はじめに
両親に呼ばれて
アカネさんは地方のある町の出身です。父親はその地では「名士」と言われる立場です。彼女は窮屈な旧家から飛び出して東京の大学へ進みました。
「だけどいつかは戻ってくると信じていたみたいですね、親は。ずっとお見合いに帰ってこいと言われていましたが、私はほとんど実家に帰らなかった。結婚しろと言われるのがイヤだったから」
それでも30歳を目前にして、親からのプレッシャーは強まるばかりでした。アカネさんはタクトさんと結婚しなくてもいいと思っていましたが、一応、「つきあっている人がいる」と両親に連絡しました。当然ながら、「連れてこい」の嵐となりました。
「なんとなく彼に言ってみたら、『そりゃあご両親は心配するよなあ。オレはいいよ、挨拶に行くよ』と言ってくれて。『オレ、結婚だって考えてるよ。ただ、まだオレの理想とするところまで仕事がうまくいってなくて、申し訳ないと思ってる』とも。私は特に結婚にこだわっているわけではない、でも彼の本当の気持ちを知ってうれしかった」
実家に帰ると…
連休を使ってふたりでアカネさんの実家に赴きました。玄関を開けると叩きにずらりと靴が並んでいます。実家は両親だけのはずなのに。
「家に入ってびっくりしました。親戚がたくさん集まっていて。近くに住む姉夫婦はいいとしても、隣の県にいる親戚まで。20人くらいいました」
ふたりは奥に座らされました。
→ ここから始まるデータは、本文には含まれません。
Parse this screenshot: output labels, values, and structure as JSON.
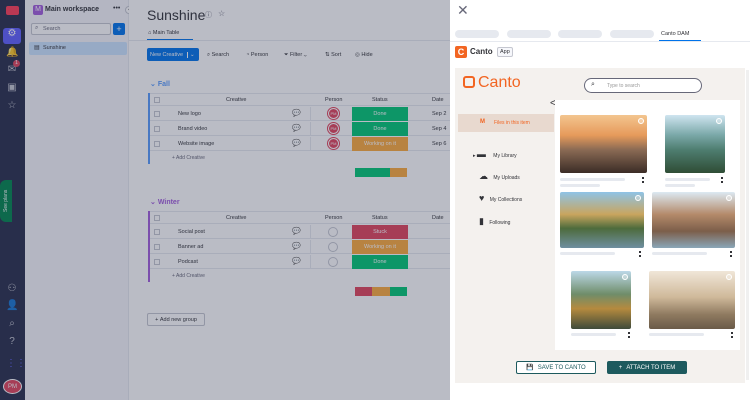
{
  "workspace": {
    "name": "Main workspace",
    "badge": "M",
    "search_placeholder": "Search",
    "boards": [
      "Sunshine"
    ]
  },
  "rail": {
    "notif_count": "1",
    "see_plans": "See plans",
    "avatar": "PM"
  },
  "board": {
    "title": "Sunshine",
    "view_tab": "Main Table",
    "toolbar": {
      "new": "New Creative",
      "search": "Search",
      "person": "Person",
      "filter": "Filter",
      "sort": "Sort",
      "hide": "Hide"
    },
    "columns": {
      "creative": "Creative",
      "person": "Person",
      "status": "Status",
      "date": "Date"
    },
    "groups": [
      {
        "name": "Fall",
        "color": "#579bfc",
        "rows": [
          {
            "name": "New logo",
            "person": "PM",
            "status": "Done",
            "status_color": "#00c875",
            "date": "Sep 2"
          },
          {
            "name": "Brand video",
            "person": "PM",
            "status": "Done",
            "status_color": "#00c875",
            "date": "Sep 4"
          },
          {
            "name": "Website image",
            "person": "PM",
            "status": "Working on it",
            "status_color": "#fdab3d",
            "date": "Sep 6"
          }
        ],
        "add": "+ Add Creative"
      },
      {
        "name": "Winter",
        "color": "#a25ddc",
        "rows": [
          {
            "name": "Social post",
            "person": "",
            "status": "Stuck",
            "status_color": "#e2445c",
            "date": ""
          },
          {
            "name": "Banner ad",
            "person": "",
            "status": "Working on it",
            "status_color": "#fdab3d",
            "date": ""
          },
          {
            "name": "Podcast",
            "person": "",
            "status": "Done",
            "status_color": "#00c875",
            "date": ""
          }
        ],
        "add": "+ Add Creative"
      }
    ],
    "add_group": "Add new group"
  },
  "panel": {
    "active_tab": "Canto DAM",
    "app_name": "Canto",
    "app_badge": "App",
    "brand": "Canto",
    "search_placeholder": "Type to search",
    "nav": [
      "Files in this item",
      "My Library",
      "My Uploads",
      "My Collections",
      "Following"
    ],
    "save_btn": "SAVE TO CANTO",
    "attach_btn": "ATTACH TO ITEM",
    "accent": "#f26522",
    "teal": "#1d5a5e"
  }
}
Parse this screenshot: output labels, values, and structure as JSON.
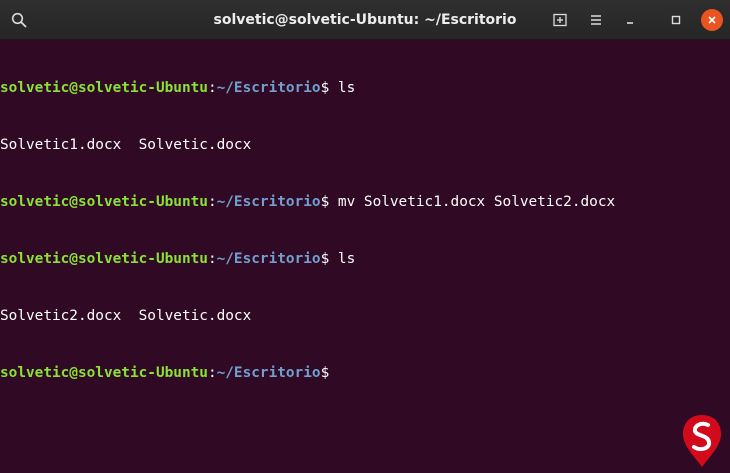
{
  "window": {
    "title": "solvetic@solvetic-Ubuntu: ~/Escritorio"
  },
  "titlebar_icons": {
    "search": "search-icon",
    "new_tab": "new-tab-icon",
    "menu": "hamburger-menu-icon",
    "minimize": "minimize-icon",
    "maximize": "maximize-icon",
    "close": "close-icon"
  },
  "colors": {
    "background": "#300a24",
    "prompt_user": "#8ae234",
    "prompt_path": "#729fcf",
    "text": "#ffffff",
    "close_button": "#e95420"
  },
  "terminal": {
    "lines": [
      {
        "type": "prompt",
        "user": "solvetic@solvetic-Ubuntu",
        "sep": ":",
        "path": "~/Escritorio",
        "symbol": "$",
        "command": " ls"
      },
      {
        "type": "output",
        "text": "Solvetic1.docx  Solvetic.docx"
      },
      {
        "type": "prompt",
        "user": "solvetic@solvetic-Ubuntu",
        "sep": ":",
        "path": "~/Escritorio",
        "symbol": "$",
        "command": " mv Solvetic1.docx Solvetic2.docx"
      },
      {
        "type": "prompt",
        "user": "solvetic@solvetic-Ubuntu",
        "sep": ":",
        "path": "~/Escritorio",
        "symbol": "$",
        "command": " ls"
      },
      {
        "type": "output",
        "text": "Solvetic2.docx  Solvetic.docx"
      },
      {
        "type": "prompt",
        "user": "solvetic@solvetic-Ubuntu",
        "sep": ":",
        "path": "~/Escritorio",
        "symbol": "$",
        "command": ""
      }
    ]
  },
  "watermark": {
    "icon": "solvetic-logo-icon"
  }
}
彼は寒い時期なのにだらだらと汗をかいています。早速、両親や親戚にどこの生まれか、今は何をしているのか、収入はどのくらいなのか、本当に結婚するつもりがあるのかなど、彼は矢継ぎ早に聞かれて絶句していました。
「耐えられなくなって私は彼を促したんです、帰るよって。私はもう、こんな家族や親戚と縁を切ってもいいと思っていました。彼も私を追いかけてきて、結局、ふたりで帰ってきたんですが、彼はずっと沈黙で。私はひたすら謝ってて……」
その後、母から手紙が来た。長い長い手紙には、自分たち親がどんなにアカネさんを思っているかが書かれ、最後に「おとうさんは持ってあと1年なの」と爆弾発言がありました。
「父が病気だとは知りませんでした。私にはいざというときまで知らせないようにと父が望んだそうです。おとうさんはあなたが仕事をしていることを誇りに思っている。だけど同時にやはり安定した家庭をもってほしいとも願っているって」
彼女はひとりで実家に戻り、両親と話し合いました。帰ってこなくてもいいけど結婚だけはしてほしい。その両親の思いに負けて東京でお見合いをし、半年後には結婚したそうです。